Download The Civil War: The Second Year Told By Those Who Lived It PDF Online Free

Author :
Publisher : Library of America
ISBN 13 : 1598531751
Total Pages : 936 pages
Book Rating : 4.5/5 (985 download)

DOWNLOAD NOW!


Book Synopsis The Civil War: The Second Year Told By Those Who Lived It by : Stephen W. Sears

Download or read book The Civil War: The Second Year Told By Those Who Lived It written by Stephen W. Sears and published by Library of America. This book was released on 2012-03-01 with total page 936 pages. Available in PDF, EPUB and Kindle. Book excerpt: The Library of America's ambitious four-volume series continues with this volume that traces events from January 1862 to January 1863, an unforgettable portrait of the crucial year that turned a secessionist rebellion into a war of emancipation. Including eleven never-before- published pieces, here are more than 140 messages, proclamations, newspaper stories, letters, diary entries, memoir excerpts, and poems by more than eighty participants and observers, among them Abraham Lincoln, Jefferson Davis, Ulysses S. Grant, George B. McClellan, Robert E. Lee, Frederick Douglass, Emily Dickinson, Walt Whitman, Nathaniel Hawthorne, Clara Barton, Harriet Jacobs, and George Templeton Strong, as well as soldiers Charles B. Haydon and Henry Livermore Abbott; diarists Kate Stone and Judith McGuire; and war correspondents George E. Stephens and George Smalley. The selections include vivid and haunting narratives of battles-Fort Donelson, Pea Ridge, the gunboat war on the Western rivers, Shiloh, the Seven Days, Second Bull Run, Antietam, Iuka, Corinth, Perryville, Fredericksburg, Stones River-as well as firsthand accounts of life and death in the military hospitals in Richmond and Georgetown; of the impact of war on Massachusetts towns and Louisiana plantations; of the struggles of runaway slaves and the mounting fears of slaveholders; and of the deliberations of the cabinet in Washington, as Lincoln moved toward what he would call "the central act of my administration and the great event of the nineteenth century": the revolutionary proclamation of emancipation.

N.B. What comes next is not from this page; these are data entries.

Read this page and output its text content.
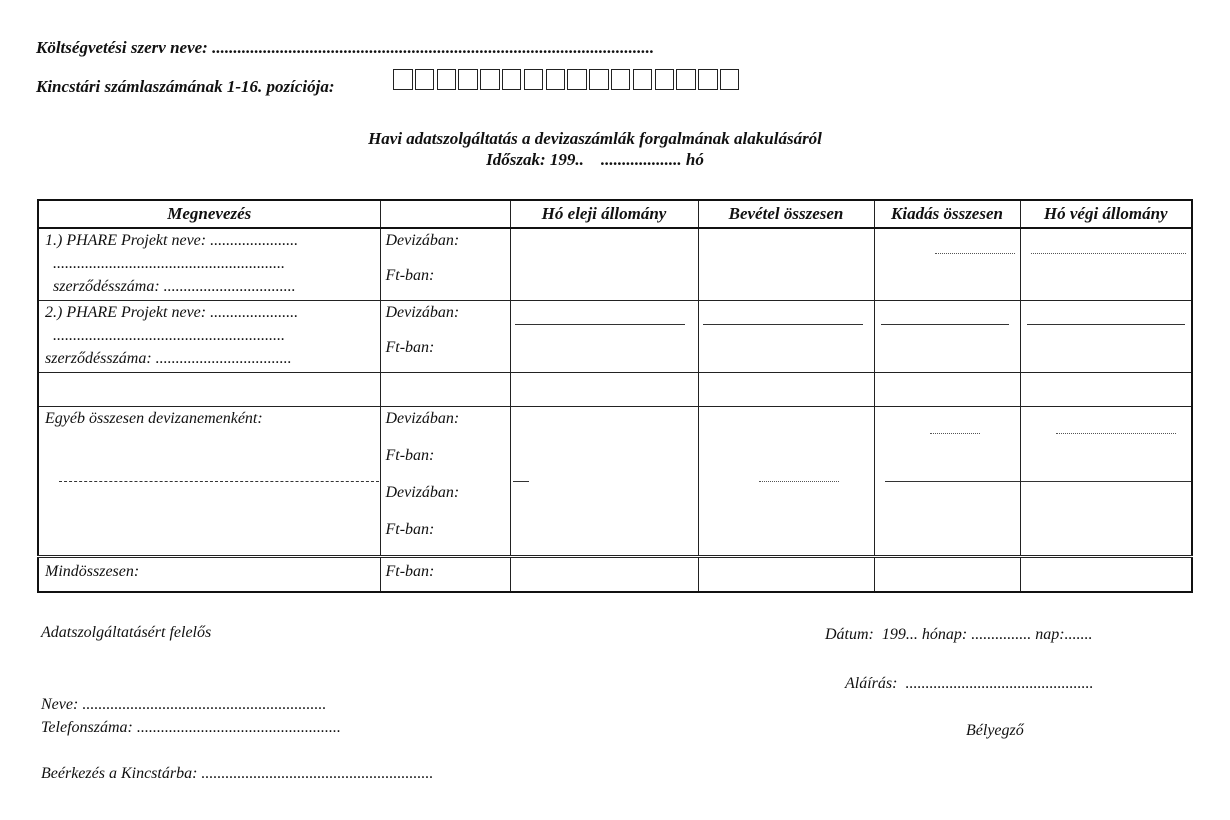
Költségvetési szerv neve: ........................................................................................................
Kincstári számlaszámának 1-16. pozíciója:
Havi adatszolgáltatás a devizaszámlák forgalmának alakulásáról
Időszak: 199.. ................... hó
Megnevezés		Hó eleji állomány	Bevétel összesen	Kiadás összesen	Hó végi állomány

1.) PHARE Projekt neve: ......................
..........................................................
szerződésszáma: .................................	Devizában:
Ft-ban:				

2.) PHARE Projekt neve: ......................
..........................................................
szerződésszáma: ..................................	Devizában:
Ft-ban:				

Egyéb összesen devizanemenként:	Devizában:
Ft-ban:
Devizában:
Ft-ban:				

Mindösszesen:	Ft-ban:				

Adatszolgáltatásért felelős	Dátum: 199... hónap: ............... nap:.......
Aláírás: ...............................................
Neve: .............................................................
Telefonszáma: ...................................................	Bélyegző
Beérkezés a Kincstárba: ..........................................................
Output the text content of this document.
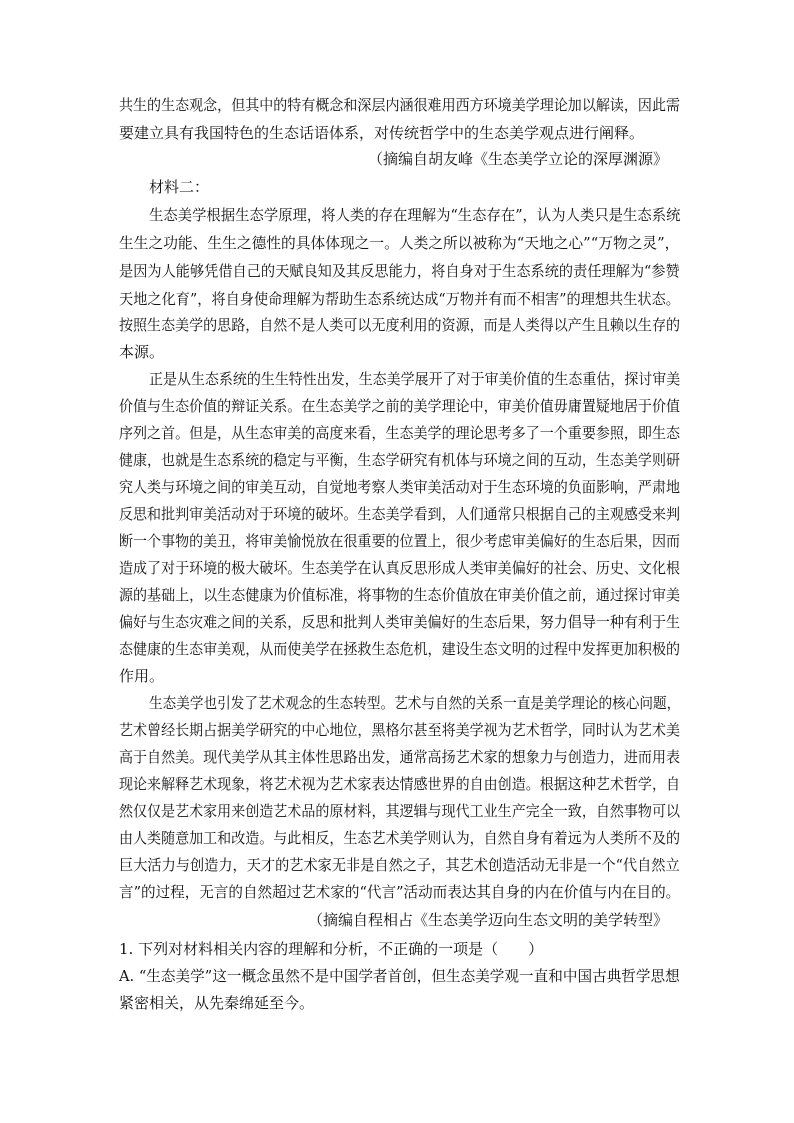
共生的生态观念，但其中的特有概念和深层内涵很难用西方环境美学理论加以解读，因此需
要建立具有我国特色的生态话语体系，对传统哲学中的生态美学观点进行阐释。
（摘编自胡友峰《生态美学立论的深厚渊源》
材料二：
生态美学根据生态学原理，将人类的存在理解为“生态存在”，认为人类只是生态系统
生生之功能、生生之德性的具体体现之一。人类之所以被称为“天地之心”“万物之灵”，
是因为人能够凭借自己的天赋良知及其反思能力，将自身对于生态系统的责任理解为“参赞
天地之化育”，将自身使命理解为帮助生态系统达成“万物并有而不相害”的理想共生状态。
按照生态美学的思路，自然不是人类可以无度利用的资源，而是人类得以产生且赖以生存的
本源。
正是从生态系统的生生特性出发，生态美学展开了对于审美价值的生态重估，探讨审美
价值与生态价值的辩证关系。在生态美学之前的美学理论中，审美价值毋庸置疑地居于价值
序列之首。但是，从生态审美的高度来看，生态美学的理论思考多了一个重要参照，即生态
健康，也就是生态系统的稳定与平衡，生态学研究有机体与环境之间的互动，生态美学则研
究人类与环境之间的审美互动，自觉地考察人类审美活动对于生态环境的负面影响，严肃地
反思和批判审美活动对于环境的破坏。生态美学看到，人们通常只根据自己的主观感受来判
断一个事物的美丑，将审美愉悦放在很重要的位置上，很少考虑审美偏好的生态后果，因而
造成了对于环境的极大破坏。生态美学在认真反思形成人类审美偏好的社会、历史、文化根
源的基础上，以生态健康为价值标准，将事物的生态价值放在审美价值之前，通过探讨审美
偏好与生态灾难之间的关系，反思和批判人类审美偏好的生态后果，努力倡导一种有利于生
态健康的生态审美观，从而使美学在拯救生态危机，建设生态文明的过程中发挥更加积极的
作用。
生态美学也引发了艺术观念的生态转型。艺术与自然的关系一直是美学理论的核心问题，
艺术曾经长期占据美学研究的中心地位，黑格尔甚至将美学视为艺术哲学，同时认为艺术美
高于自然美。现代美学从其主体性思路出发，通常高扬艺术家的想象力与创造力，进而用表
现论来解释艺术现象，将艺术视为艺术家表达情感世界的自由创造。根据这种艺术哲学，自
然仅仅是艺术家用来创造艺术品的原材料，其逻辑与现代工业生产完全一致，自然事物可以
由人类随意加工和改造。与此相反，生态艺术美学则认为，自然自身有着远为人类所不及的
巨大活力与创造力，天才的艺术家无非是自然之子，其艺术创造活动无非是一个“代自然立
言”的过程，无言的自然超过艺术家的“代言”活动而表达其自身的内在价值与内在目的。
（摘编自程相占《生态美学迈向生态文明的美学转型》
1. 下列对材料相关内容的理解和分析，不正确的一项是（　　）
A. “生态美学”这一概念虽然不是中国学者首创，但生态美学观一直和中国古典哲学思想
紧密相关，从先秦绵延至今。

Raymond Carver: Collected Stories (LOA #195)

Download Raymond Carver: Collected Stories (LOA #195) PDF Online Free

Author :
Publisher :
ISBN 13 :
Total Pages : 1040 pages
Book Rating : 4.4/5 (91 download)

DOWNLOAD NOW!


Book Synopsis Raymond Carver: Collected Stories (LOA #195) by : Raymond Carver

Download or read book Raymond Carver: Collected Stories (LOA #195) written by Raymond Carver and published by . This book was released on 2009-08-20 with total page 1040 pages. Available in PDF, EPUB and Kindle. Book excerpt: Collects legendary and controversial works by the mid-twentieth-century writer including posthumous, unedited, and previously unseen versions, in a comparative anthology that offers insight into the influence of editor Gordon Lish.